The judgment of no cause of action against defendant Ianni Construction Company was not appealed. It remains in full force and effect, as a final judgment. Defendant Frink appealed from the judgment in justice’s court to the circuit court where *494 the case was retried and judgment awarded plaintiff against defendant Frink in the snm of $250. Defendant Frink appeals, contending the settlement by plaintiff with defendant Ianni Construction Company released one defendant and the assignment of plaintiff’s right of action and judgment to one joint tortfeasor released the other.

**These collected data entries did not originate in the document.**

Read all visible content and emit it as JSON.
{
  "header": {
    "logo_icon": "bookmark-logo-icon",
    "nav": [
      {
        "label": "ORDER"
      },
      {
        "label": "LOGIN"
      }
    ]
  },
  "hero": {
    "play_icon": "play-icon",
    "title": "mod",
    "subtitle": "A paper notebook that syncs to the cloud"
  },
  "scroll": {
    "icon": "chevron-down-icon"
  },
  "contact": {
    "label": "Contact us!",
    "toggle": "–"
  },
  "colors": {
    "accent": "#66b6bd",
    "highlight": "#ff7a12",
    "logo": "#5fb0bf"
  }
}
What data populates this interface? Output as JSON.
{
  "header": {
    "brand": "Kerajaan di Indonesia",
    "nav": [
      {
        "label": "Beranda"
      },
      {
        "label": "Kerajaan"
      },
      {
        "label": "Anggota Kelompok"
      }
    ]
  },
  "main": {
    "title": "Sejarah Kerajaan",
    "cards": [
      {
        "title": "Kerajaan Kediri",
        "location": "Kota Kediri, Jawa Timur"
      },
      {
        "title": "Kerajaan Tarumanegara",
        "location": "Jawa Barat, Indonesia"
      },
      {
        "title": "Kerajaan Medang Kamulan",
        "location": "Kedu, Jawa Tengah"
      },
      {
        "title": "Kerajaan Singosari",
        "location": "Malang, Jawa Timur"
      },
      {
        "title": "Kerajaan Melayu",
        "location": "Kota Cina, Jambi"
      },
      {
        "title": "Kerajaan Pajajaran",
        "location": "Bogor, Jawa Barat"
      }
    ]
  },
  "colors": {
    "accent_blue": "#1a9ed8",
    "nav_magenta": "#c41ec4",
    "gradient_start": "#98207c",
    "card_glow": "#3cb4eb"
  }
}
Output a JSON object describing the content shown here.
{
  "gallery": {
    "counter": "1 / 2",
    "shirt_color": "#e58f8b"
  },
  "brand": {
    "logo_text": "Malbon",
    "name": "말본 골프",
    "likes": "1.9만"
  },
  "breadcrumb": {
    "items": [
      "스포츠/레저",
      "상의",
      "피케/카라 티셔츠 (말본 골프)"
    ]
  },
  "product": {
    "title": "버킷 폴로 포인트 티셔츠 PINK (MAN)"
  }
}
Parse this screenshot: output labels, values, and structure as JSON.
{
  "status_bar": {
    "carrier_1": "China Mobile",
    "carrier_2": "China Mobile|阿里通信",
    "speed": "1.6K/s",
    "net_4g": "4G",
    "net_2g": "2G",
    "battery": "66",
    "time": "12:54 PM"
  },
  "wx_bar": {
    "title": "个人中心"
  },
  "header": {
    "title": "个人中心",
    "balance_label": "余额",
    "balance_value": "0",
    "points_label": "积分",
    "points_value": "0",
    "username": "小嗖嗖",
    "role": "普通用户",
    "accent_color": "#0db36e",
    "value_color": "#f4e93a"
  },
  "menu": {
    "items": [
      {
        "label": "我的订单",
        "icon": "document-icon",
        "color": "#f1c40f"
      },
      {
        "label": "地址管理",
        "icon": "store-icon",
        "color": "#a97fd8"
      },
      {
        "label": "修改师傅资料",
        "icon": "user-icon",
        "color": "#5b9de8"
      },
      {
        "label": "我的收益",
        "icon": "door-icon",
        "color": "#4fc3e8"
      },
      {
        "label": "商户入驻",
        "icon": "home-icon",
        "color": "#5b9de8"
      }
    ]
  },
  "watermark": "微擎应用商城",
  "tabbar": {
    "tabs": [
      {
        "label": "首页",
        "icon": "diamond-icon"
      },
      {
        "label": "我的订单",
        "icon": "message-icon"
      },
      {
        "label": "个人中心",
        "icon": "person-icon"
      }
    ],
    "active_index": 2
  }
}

It was the rule of the common law there could be but one satisfaction for a tort. A settlement with one joint tortfeasor constituted a settlement as to all. No contribution may be enforced between joint wrongdoers. The law does not concern itself with equities between wrongdoers. One tortfeasor who takes an assignment of a tort judgment against himself and another cannot enforce contribution against the other joint tortfeasor. As assignee he takes only the rights of his assignor. He stands in the shoes of his assignor and is in no better position than his assignor to enforce contribution and as assignee cannot do so. That two persons, firms or corporations are jointly charged with tort is no proof of joint liability. Defendant Ianni Construction Company was held not liable, and from that judgment no appeal was taken. It remains in full force and effect. Plaintiff assigned the judgment recovered against Frink to defendant Ianni Construction Company which agreed to pay him therefor $50. Defendant then appealed and on appeal the judgment against defendant Frink was affirmed. Plaintiff will be compensated for the tort but once. There will be paid but one satisfaction for plaintiff’s claim. Defendant Ianni Construction Company has been conclusively adjudicated not to be a joint tortfeasor. The judgment in justice’s court recovered by plaintiff against defendant Frink was assignable. It was assigned by plaintiff to one who has been conclusively *495 adjudicated not to be a joint tortfeasor. No reason exists why such assignment could not be made and why the judgment in the hands of the assignee could not be enforced. Defendant Frink saw fit to appeal.
The judgment was affirmed as to him in circuit court and is affirmed here, with costs.